2007 GSA Denver Annual Meeting (28–31 October 2007)

Paper No. 2
Presentation Time: 1:55 PM


DEVRIES-ZIMMERMAN, Suzanne J.1, HANSEN, Edward C.1, ZIETLOW, Ryan1 and WINNETT-MURRAY, Kathy2, (1)Hope College, Geological and Environmental Sciences, Holland, MI 49423, (2)Hope College, Biological Sciences, Holland, MI 49423, zimmerman@hope.edu

Green Mountain Beach (GMB) dune is a large Lake Michigan coastal dune, transitional between a trough blowout and a fully-developed parabolic dune. Deposition pins were used to study the amount and pattern of aeolian sand deposition on the dune's lee slopes. In the late fall and winter, sand accumulated on the upper to midslopes, supported by ice between the grains. Mass wasting delivered sand to the lower slopes during the spring thaw. Very little sand was deposited on the lee slopes during the summer. Maximum sand deposition (>1 m per year) occurred near the dune axis; deposition decreased rapidly along the limbs (<5 – 10 cm per year). Five vegetation sampling transects were established on the lee slopes of the dune in areas of high, medium and low sand deposition; summer and winter quadrat sampling and percent cover data were collected to determine importance values, community composition and diversity along these transects. Community ordination and classification analyses were also performed on these data. Vegetation zonation reflects the sand deposition patterns; the plants' tolerance to fall/winter sand burial determines where they grow and thrive in summer. Pioneer species Ammophila breviligulata and Equisetum arvense dominated the area of highest sand deposition; vegetation on this slope was completely buried by sand during the winter and had to revegetate the slope each spring and summer. Ammophila, Lathyrus japonicus, Saponaria officinalis, and small Vitis riparia vines dominated areas of intermediate sand deposition.

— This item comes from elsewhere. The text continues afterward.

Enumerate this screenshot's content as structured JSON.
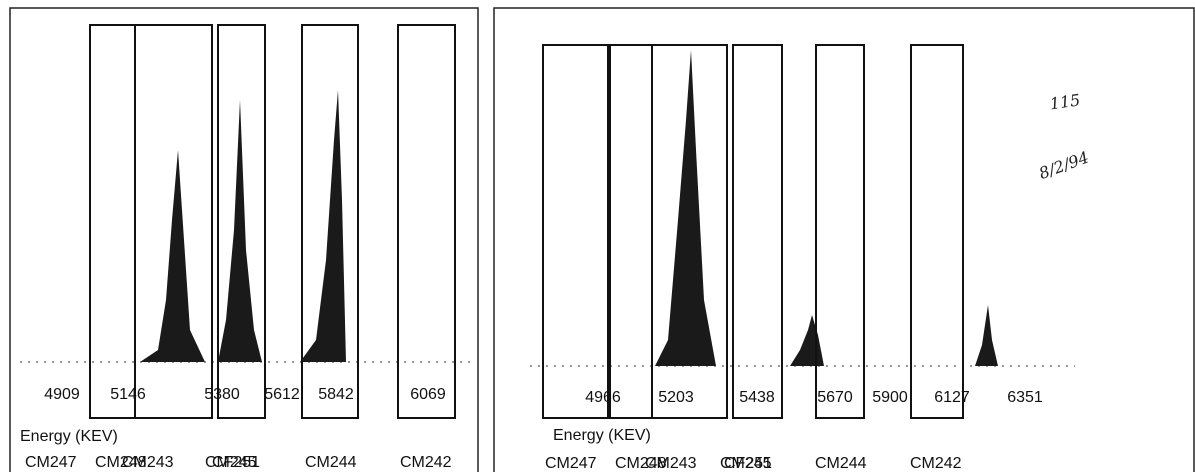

Various tree (Tilia americana, Quercus rubra), shrub (Cornus stolonifera), mature V. riparia and V. aestivalis vines, grasses (Calamovilfa longifolia and Andropogon scoparius), and herbaceous plants, such as Lathyrus, Saponaria, Solidago simplex, var. gillmanii, and Artemisia campestris, were observed in low sand deposition areas. The sand deposition pattern was inversely mirrored in the species diversity pattern on 4 of the 5 vegetation transects; transects with high sand deposition had low species diversity while transects with lower sand deposition rates had higher species diversity. Shady conditions on the remaining transect appeared to control species diversity more than the sand deposition rate.